First define your mappings in a table - this allows you to easily change them in the future or add new ones if necessary:
library(tidyverse)
labels = list(
B101 = "Estimates: Less than $10,000: Less than 20.0 percent",
B102 = "Estimates: Less than $10,000: 20.0 to 24.9 percent",
B103 = "Estimates: $10,000 to $19,999",
B104 = "Margins of error: Less than $10,000: Less than 20.0 percent"
)
components = tribble(
~ id, ~ name, ~ new_name,
1, "Estimates", "e",
1, "Margins of error", "m",
2, "Less than $10,000", "i0to9",
2, "$10,000 to $19,999", "i10to19",
3, "Less than 20.0 percent", "p0to19",
3, "20.0 to 24.9 percent", "p20to24"
)
From this we can generate a regex:
component_regex = components %>%
split(.$id) %>%
# Fix dollar signs
map(~ str_replace_all(.x$name, "\\$", "\\\\$")) %>%
# Include a regex condition for the possibly of there being a colon
map(~ map_chr(.x, paste0, "[\\:]?")) %>%
map_chr(paste, collapse = "|") %>%
# Some components may not be present
paste0("(", ., ")?") %>%
# Spaces in between each component
paste(collapse = "[ ]?")
Here is the regex:
component_regex
#> [1] "(Estimates[\\:]?|Margins of error[\\:]?)?[ ]?(Less than \\$10,000[\\:]?|\\$10,000 to \\$19,999[\\:]?)?[ ]?(Less than 20.0 percent[\\:]?|20.0 to 24.9 percent[\\:]?)?"
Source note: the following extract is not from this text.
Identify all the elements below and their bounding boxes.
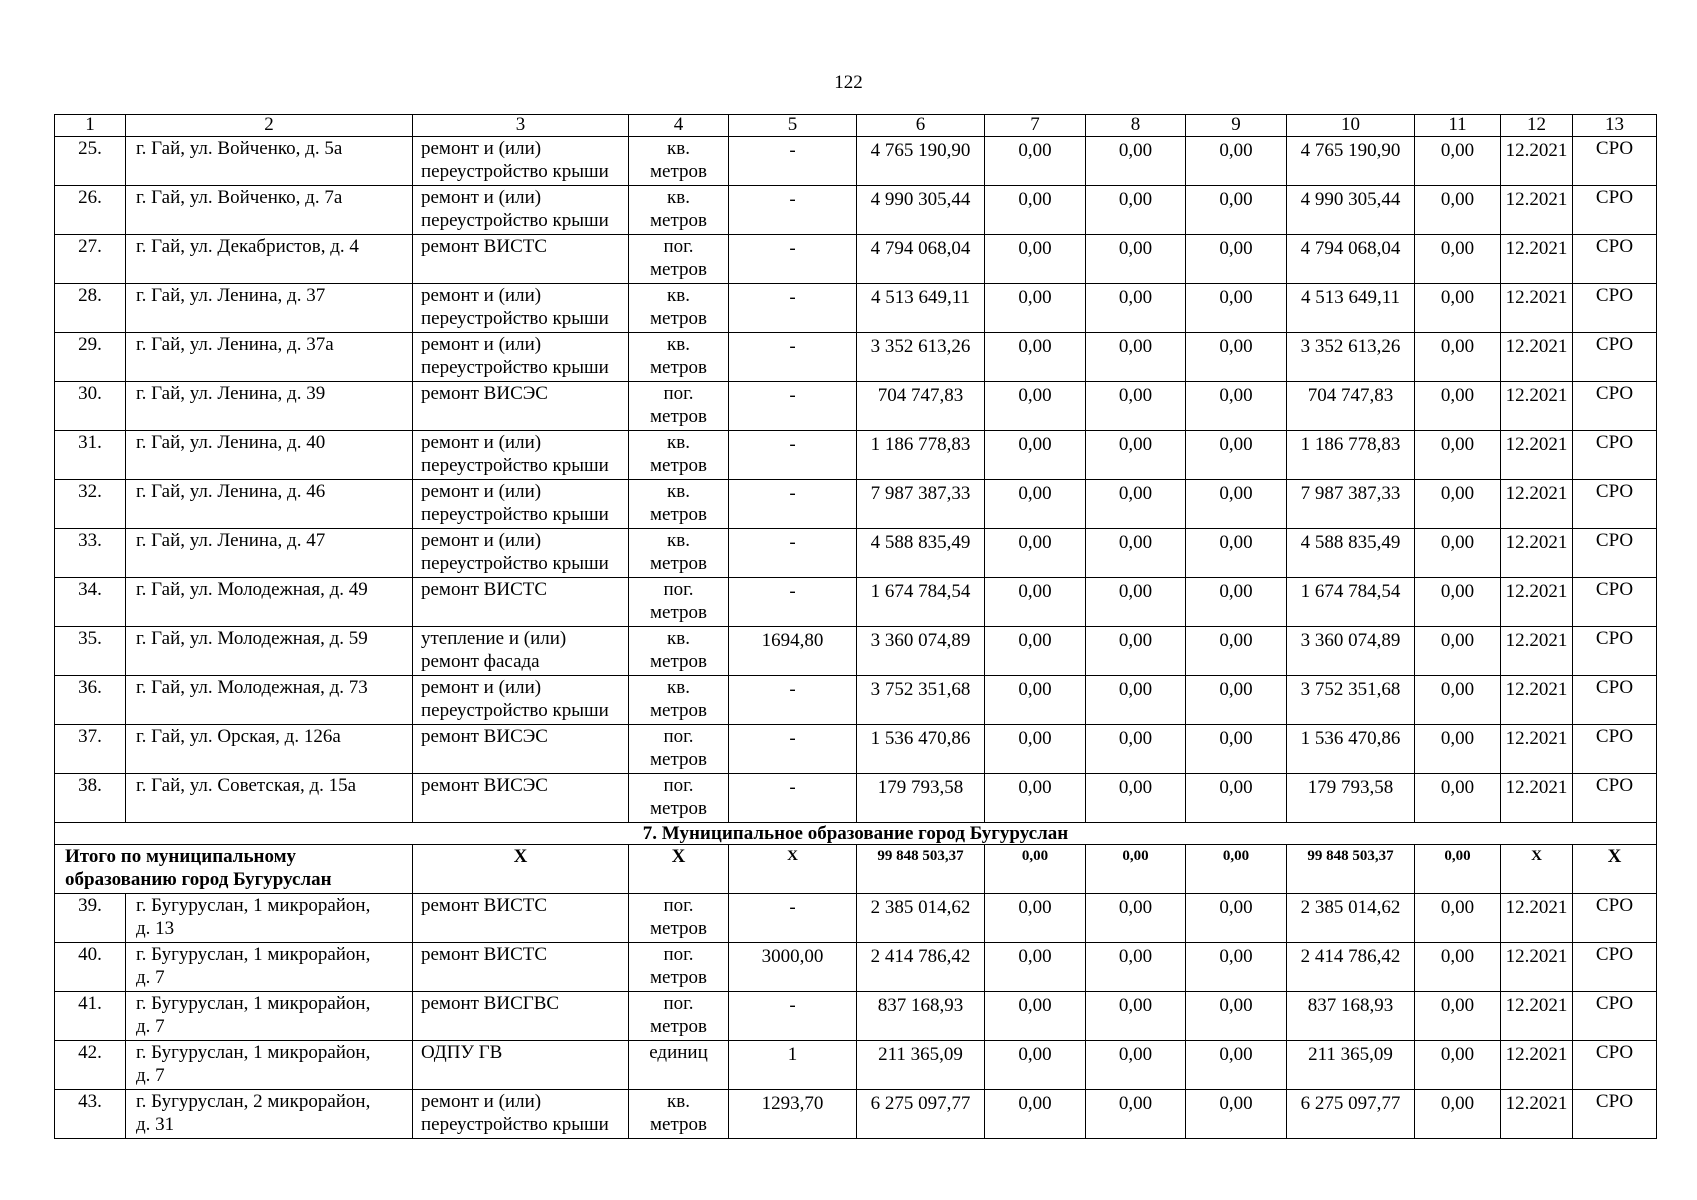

Now we extract the components from each label to create a data frame:
data_labels = labels %>%
map(str_match, pattern = component_regex) %>%
map(as.data.frame) %>%
reduce(bind_rows) %>%
select(-V1) %>%
map_df(str_replace, pattern = ":$", replacement = "") %>%
mutate(col_name = names(labels))
# A tibble: 4 x 4
V2 V3 V4 col_name
<chr> <chr> <chr> <chr>
1 Estimates Less than $10,000 Less than 20.0 percent B101
2 Estimates Less than $10,000 20.0 to 24.9 percent B102
3 Estimates $10,000 to $19,999 NA B103
4 Margins of error Less than $10,000 Less than 20.0 percent B104
Now we transform this table so that we could join the components
table from before and extract the new name. I'll first show the partial result so you can see what's going on:
data_labels %>%
pivot_longer(-col_name, names_to = "id") %>%
# Generate the component id
mutate(id = as.numeric(str_extract_all(id, "[0-9]+")) - 1) %>%
inner_join(components, by = c("id", "value" = "name"))
# A tibble: 11 x 4
col_name id value new_name
<chr> <dbl> <chr> <chr>
1 B101 1 Estimates e
2 B101 2 Less than $10,000 i0to9
3 B101 3 Less than 20.0 percent p0to19
4 B102 1 Estimates e
5 B102 2 Less than $10,000 i0to9
6 B102 3 20.0 to 24.9 percent p20to24
7 B103 1 Estimates e
8 B103 2 $10,000 to $19,999 i10to19
9 B104 1 Margins of error m
10 B104 2 Less than $10,000 i0to9
11 B104 3 Less than 20.0 percent p0to19
Note that the inner_join()
makes it so that cases where there was no third component are omitted from the data. Here's how to finish it:
new_names = data_labels %>%
pivot_longer(-col_name, names_to = "id") %>%
# Generate the component id
mutate(id = as.numeric(str_extract_all(id, "[0-9]+")) - 1) %>%
inner_join(components, by = c("id", "value" = "name")) %>%
group_by(col_name) %>%
summarise(final_name = paste(new_name[sort(id)], collapse = "_"))
# A tibble: 4 x 2
col_name final_name
<chr> <chr>
1 B101 e_i0to9_p0to19
2 B102 e_i0to9_p20to24
3 B103 e_i10to19
4 B104 m_i0to9_p0to19
We now just replace the names with the new ones:
old_names = intersect(names(df), new_names$col_name)
df %>%
rename_with(
~ new_names$final_name[which(old_names == .x)],
.cols = all_of(old_names)
)
# A tibble: 1 x 5
id e_i0to9_p0to19 e_i0to9_p20to24 e_i10to19 m_i0to9_p0to19
<chr> <dbl> <dbl> <dbl> <dbl>
1 a 1 2 3 0.1
This solution may seem lengthy, but here are some benefits of it:
- The mapping can be stored in a CSV file and modified outside of the code. That is, the code does not actually depend on your mapping.
- You can add or remove parts of each component.
- It works whether any of the components are missing.
- It works with more than three components.